On nous dit que la
reconduction du gouvernement Jomaa après les élections ne fait plus de doute,
les grosses pointures politiques que sont Ennahdha et Nidaa Tounes, les deux
pôles incontournables de la scène politique, y adhèrent, même si chacun apporte
son bémol en termes de détails qui ne remettent pas en cause la question
majeure du maintien du gouvernement des compétences.
Un nouveau deal
Cette idée qui semble faire
son chemin relève du nouveau deal politique en Tunisie, imposé tout autant pas
les contingences intérieures que les considérations géostratégiques.
Il s'agit de l'horizon futur
de la scène politique dans notre
pays dont le croquis a été dessiné lors de la phase décisive du Dialogue
national et dont les traits de force sont devenus évidents avec les visites à
l'étranger du chef du gouvernement, particulièrement en Occident et plus
spécialement aux États-Unis.
Il reste que si une telle
option est raisonnable, étant de nature à assurer plus de stabilité au pays, on
ne peut que s'interroger sur la contradiction inhérente à l'attitude de nos
dirigeants politiques accrochés à l'idée de l'organisation au plus vite d'élections
législatives et présidentielles.
On excipe de l'argument du
respect de la constitution qui exige formellement de telles élections quand il
ne s'agit que d'un prétexte pour se redonner une base politique, renouveler une
légitimité électorale perdue ou absente.
Car l'on est passé à la
légitimité consensuelle, et celle-ci consiste en une vision partagée de la
politique chez MM Caïd Essebsi et Ghannouchi bien plus que d'un partage du
pouvoir, même si l'une n'exclut pas l'autre selon l'évolution de circonstances
demeurant, pour l'essentiel, imprévisibles.
En effet, si l'accord est
déjà acquis de la formation d'un gouvernement de technocrates apolitiques pour
une législature de cinq années au sortir des élections, on ne peut
raisonnablement que se demander à quoi bon organiser des élections, obérant encore
plus le budget de l'État, les dépenses faramineuses n'ayant pour seul but que
de renouveler une légitimité qui n'aura aucune conséquence, la scène politique
au lendemain des élections étant déjà dessinée et devant rester en l'état ?
Ce que demande le peuple
Certes, on estime que le
gouvernement a le devoir d'organiser les élections; mais sa mission qui doit
primer tout n'est-elle pas de redresser le pays et de libérer les
administrations des affidées à la troïka défunte qui ont galvaudé l'esprit du
service public, piétinant les droits tout en maintenant les abus de l'ancien
régime ?
Il est vrai, on se réfère aussi
au respect de la constitution, en faisant même un argument massue. Or, si
respecter une formalité de la constitution est important, il est encore plus important
de respecter sa matière, ce qui n'est pas les cas puisque les droits et
libertés qui sont les véritables acquis de la démocratie n'étant toujours pas
effectifs.
On évoque également les
élections nationales comme un acquis démocratique, mais on oublie que le
véritable acquis serait dans l'organisation d'élections municipales afin de
permettre au peuple de renouer avec la politique et de se charger d'assainir la
situation dans le pays à travers la seule structure habilitée à le faire que
sont des municipalités librement élues.
La donne politique nouvelle suppose plus de sens
patriotique et moins d'ego personnel; les chefs des deux grandes formations du
pays doivent écouter la voix du peuple des profondeurs de la Tunisie; elle
exige du concret, se lamentant de la détérioration de sa vie quotidienne.

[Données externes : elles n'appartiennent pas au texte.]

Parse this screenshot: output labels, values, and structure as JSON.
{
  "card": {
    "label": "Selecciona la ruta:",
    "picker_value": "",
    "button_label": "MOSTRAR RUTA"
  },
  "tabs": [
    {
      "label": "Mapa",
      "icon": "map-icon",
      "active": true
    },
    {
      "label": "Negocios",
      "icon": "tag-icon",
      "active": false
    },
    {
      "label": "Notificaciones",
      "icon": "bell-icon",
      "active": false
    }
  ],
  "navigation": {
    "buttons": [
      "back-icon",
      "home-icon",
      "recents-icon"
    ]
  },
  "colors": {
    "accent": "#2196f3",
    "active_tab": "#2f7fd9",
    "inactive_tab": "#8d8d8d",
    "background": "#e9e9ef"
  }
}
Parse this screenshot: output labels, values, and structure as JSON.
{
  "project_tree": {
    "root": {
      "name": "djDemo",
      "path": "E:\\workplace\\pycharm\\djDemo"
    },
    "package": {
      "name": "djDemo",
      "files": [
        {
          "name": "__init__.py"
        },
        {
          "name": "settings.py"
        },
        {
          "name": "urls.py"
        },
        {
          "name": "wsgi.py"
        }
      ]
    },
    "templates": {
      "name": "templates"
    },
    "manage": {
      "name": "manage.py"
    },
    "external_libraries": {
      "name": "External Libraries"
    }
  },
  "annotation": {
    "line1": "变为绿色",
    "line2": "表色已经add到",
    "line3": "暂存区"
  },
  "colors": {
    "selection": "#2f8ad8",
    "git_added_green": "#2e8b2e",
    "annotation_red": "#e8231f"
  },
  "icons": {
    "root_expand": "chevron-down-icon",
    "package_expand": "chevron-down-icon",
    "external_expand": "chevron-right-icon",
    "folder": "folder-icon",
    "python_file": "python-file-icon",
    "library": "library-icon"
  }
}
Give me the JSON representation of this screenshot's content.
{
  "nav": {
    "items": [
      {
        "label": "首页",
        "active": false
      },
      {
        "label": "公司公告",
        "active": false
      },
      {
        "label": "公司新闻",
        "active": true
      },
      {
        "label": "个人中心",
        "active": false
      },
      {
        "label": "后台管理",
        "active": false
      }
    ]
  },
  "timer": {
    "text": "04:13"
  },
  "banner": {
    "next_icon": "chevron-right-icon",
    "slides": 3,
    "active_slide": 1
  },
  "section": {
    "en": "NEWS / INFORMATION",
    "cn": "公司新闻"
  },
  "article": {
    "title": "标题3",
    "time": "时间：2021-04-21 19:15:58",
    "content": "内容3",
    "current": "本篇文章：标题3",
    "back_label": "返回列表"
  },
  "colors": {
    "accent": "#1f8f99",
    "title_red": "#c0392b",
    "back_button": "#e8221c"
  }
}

Or, seules des élections au
plus près des préoccupations populaires, donc des municipales, sont de nature à
répondre à cette attente qui est de plus en plus une exigence et qui deviendra
une impatience un jour ou l'autre. Alors, s'ouvrira la boîte de Pandore de la
coupure définitive entre un pays
réel, officieux, en pleine mutation, et un pays légal officiel, mais figé sur
les dogmes du passé.
Assurer donc la transition
démocratique et la réussir, c'est mettre en œuvre une constitution que nos amis
étrangers qualifient d'historique. Cela suppose qu'on ne se comporte pas avec
elle comme avec une pièce archéologique, remisée dans un musée, mais qu'on adapte
notre vie de tous les jours, surtout notre politique, à son rythme nouveau.
Faisons donc l'impasse dans
l'immédiat sur les élections nationales et organisons des élections moins
coûteuses et plus profitables au pays que sont les élections municipales! Et en
parallèle, mettons en application la constitution, notamment dans les droits et
libertés imposés par la société civile, qui commandent une réforme immédiate de
la législation nationale liberticide héritée de la dictature.